Izdıraplardan ızdırap beğen!

Neyse günümüze dönelim: Sistine Şapel'inin içinde resim çekmek ve konuşmak yasssaaah! Resim çekme yasağının sebebi küreselleşen dünyamızda tavanın restorasyonunu finanse eden japon bir firmanın (artık hangisi ben de hatırlayamadım) 20 seneliğine tavanın resimlerinin telif haklarını satın almasıymış... Yani soldaki fotoğraf gözü kara biri tarafından, makinesine el konulma pahasına çekilmiştir (ben değilim valla çeken- fotoyu aldığım internet sitesine foto kaynaklardan ulaşabilirsiniz).

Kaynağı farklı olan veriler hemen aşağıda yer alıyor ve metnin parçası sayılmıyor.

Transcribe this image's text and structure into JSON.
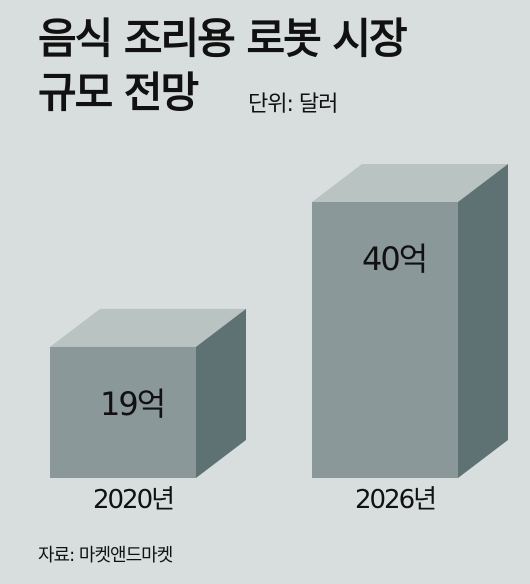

Tiziana'nın anlattıklarından sonra tavanı daha bir detaylı incelerken hakikaten bazı şeyleri görmeye başladık. Mesela, esere Nuh Peygamber'den başladığını ve o karede ne kadar çok ince iş olduğunu, adeta tuvale resim çizercesine bir fresco yaptığını hemen görebiliyorsunuz... Fresco sanatında ustalaştıkça Mikelanjelo daha az detayla, tekniğe hakim bir şekilde her bir bölümü giderek daha net ve kocaman kocaman çizdiğini görebiliyorsunuz :))

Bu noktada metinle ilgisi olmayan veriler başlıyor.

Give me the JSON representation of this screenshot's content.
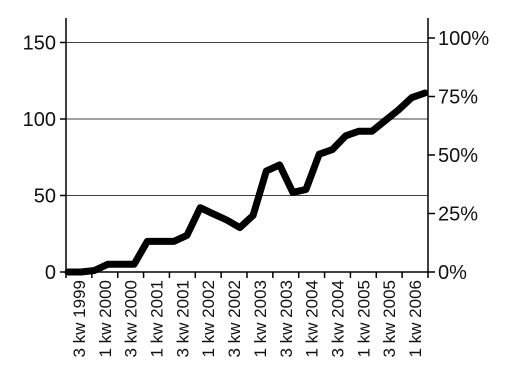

Masal anlatır gibi Tiziana'nın anlattıklarını dinleye dinleye- arada bir "Silenzioooo!!" diye bağıran güvenlik görevlileri tarafından susturulsa da- önce tavanımızı inceledik ve Mikelanjelo'nun Papa Julius 2'nin oturduğu koltuğa doğru özel bir mesaj içeren fresco'yu ağzımız açık ve kikirdeyerek kafalar ağrısa bile uzun uzun inceledik:


Artık Fresco sanatında kaçıncı senesiydi bilemiyeceğim ama ustalştığı her şekilde belli olan bu güzelim bölümde (Tanrı Geceyi ve Gündüzü ayırıyor), Geceyi ayıran Tanrı'nın totosu açık ve o toto doğrudan Papa'nın oturduğu koltuğa yöneltilmişşş... Seni gidi Mikelanjelo seniiiii !!!!

Usul usul, Silenziooooo fırçamızı da yedikten sonra artık tavanı yeterince incelediğimize göre Mikelanjelo'nun ayakları geri geri gitse bile bu sefer 1537'de başladığı Sunak duvarındaki "Son Yargılama" frescosuna yöneldik.

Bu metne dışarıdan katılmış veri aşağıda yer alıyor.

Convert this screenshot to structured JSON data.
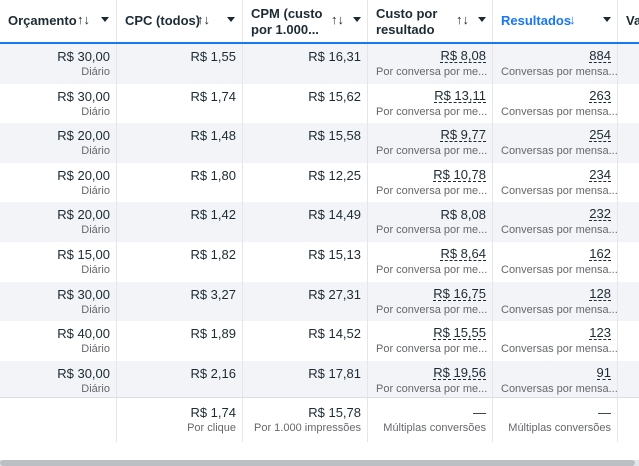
{
  "headers": {
    "budget": "Orçamento",
    "cpc": "CPC (todos)",
    "cpm_line1": "CPM (custo",
    "cpm_line2": "por 1.000...",
    "cost_line1": "Custo por",
    "cost_line2": "resultado",
    "results": "Resultados",
    "next": "Va",
    "sort_both": "↑↓",
    "sort_down": "↓"
  },
  "rows": [
    {
      "budget": "R$ 30,00",
      "budget_sub": "Diário",
      "cpc": "R$ 1,55",
      "cpm": "R$ 16,31",
      "cost": "R$ 8,08",
      "cost_sub": "Por conversa por me...",
      "results": "884",
      "results_sub": "Conversas por mensa..."
    },
    {
      "budget": "R$ 30,00",
      "budget_sub": "Diário",
      "cpc": "R$ 1,74",
      "cpm": "R$ 15,62",
      "cost": "R$ 13,11",
      "cost_sub": "Por conversa por me...",
      "results": "263",
      "results_sub": "Conversas por mensa..."
    },
    {
      "budget": "R$ 20,00",
      "budget_sub": "Diário",
      "cpc": "R$ 1,48",
      "cpm": "R$ 15,58",
      "cost": "R$ 9,77",
      "cost_sub": "Por conversa por me...",
      "results": "254",
      "results_sub": "Conversas por mensa..."
    },
    {
      "budget": "R$ 20,00",
      "budget_sub": "Diário",
      "cpc": "R$ 1,80",
      "cpm": "R$ 12,25",
      "cost": "R$ 10,78",
      "cost_sub": "Por conversa por me...",
      "results": "234",
      "results_sub": "Conversas por mensa..."
    },
    {
      "budget": "R$ 20,00",
      "budget_sub": "Diário",
      "cpc": "R$ 1,42",
      "cpm": "R$ 14,49",
      "cost": "R$ 8,08",
      "cost_sub": "Por conversa por me...",
      "results": "232",
      "results_sub": "Conversas por mensa..."
    },
    {
      "budget": "R$ 15,00",
      "budget_sub": "Diário",
      "cpc": "R$ 1,82",
      "cpm": "R$ 15,13",
      "cost": "R$ 8,64",
      "cost_sub": "Por conversa por me...",
      "results": "162",
      "results_sub": "Conversas por mensa..."
    },
    {
      "budget": "R$ 30,00",
      "budget_sub": "Diário",
      "cpc": "R$ 3,27",
      "cpm": "R$ 27,31",
      "cost": "R$ 16,75",
      "cost_sub": "Por conversa por me...",
      "results": "128",
      "results_sub": "Conversas por mensa..."
    },
    {
      "budget": "R$ 40,00",
      "budget_sub": "Diário",
      "cpc": "R$ 1,89",
      "cpm": "R$ 14,52",
      "cost": "R$ 15,55",
      "cost_sub": "Por conversa por me...",
      "results": "123",
      "results_sub": "Conversas por mensa..."
    },
    {
      "budget": "R$ 30,00",
      "budget_sub": "Diário",
      "cpc": "R$ 2,16",
      "cpm": "R$ 17,81",
      "cost": "R$ 19,56",
      "cost_sub": "Por conversa por me...",
      "results": "91",
      "results_sub": "Conversas por mensa..."
    }
  ],
  "totals": {
    "cpc": "R$ 1,74",
    "cpc_sub": "Por clique",
    "cpm": "R$ 15,78",
    "cpm_sub": "Por 1.000 impressões",
    "cost": "—",
    "cost_sub": "Múltiplas conversões",
    "results": "—",
    "results_sub": "Múltiplas conversões"
  }
}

İlker'in dediğine göre çok şanslıydık çünkü kendisi ilk geldiğinde konserveye sıkıştırılmış sardunyalar gibi dizilmiş bir şekilde kafalar tavana baka baka, ite kaka girip, ite kaka çıkmışlar. Oysa bu sefer, sanki Şapel'i kapattırmışcasına, her açıdan rahat rahat inceledik bütün şapel duvarlarını... Ferah, ferah oooh  :)))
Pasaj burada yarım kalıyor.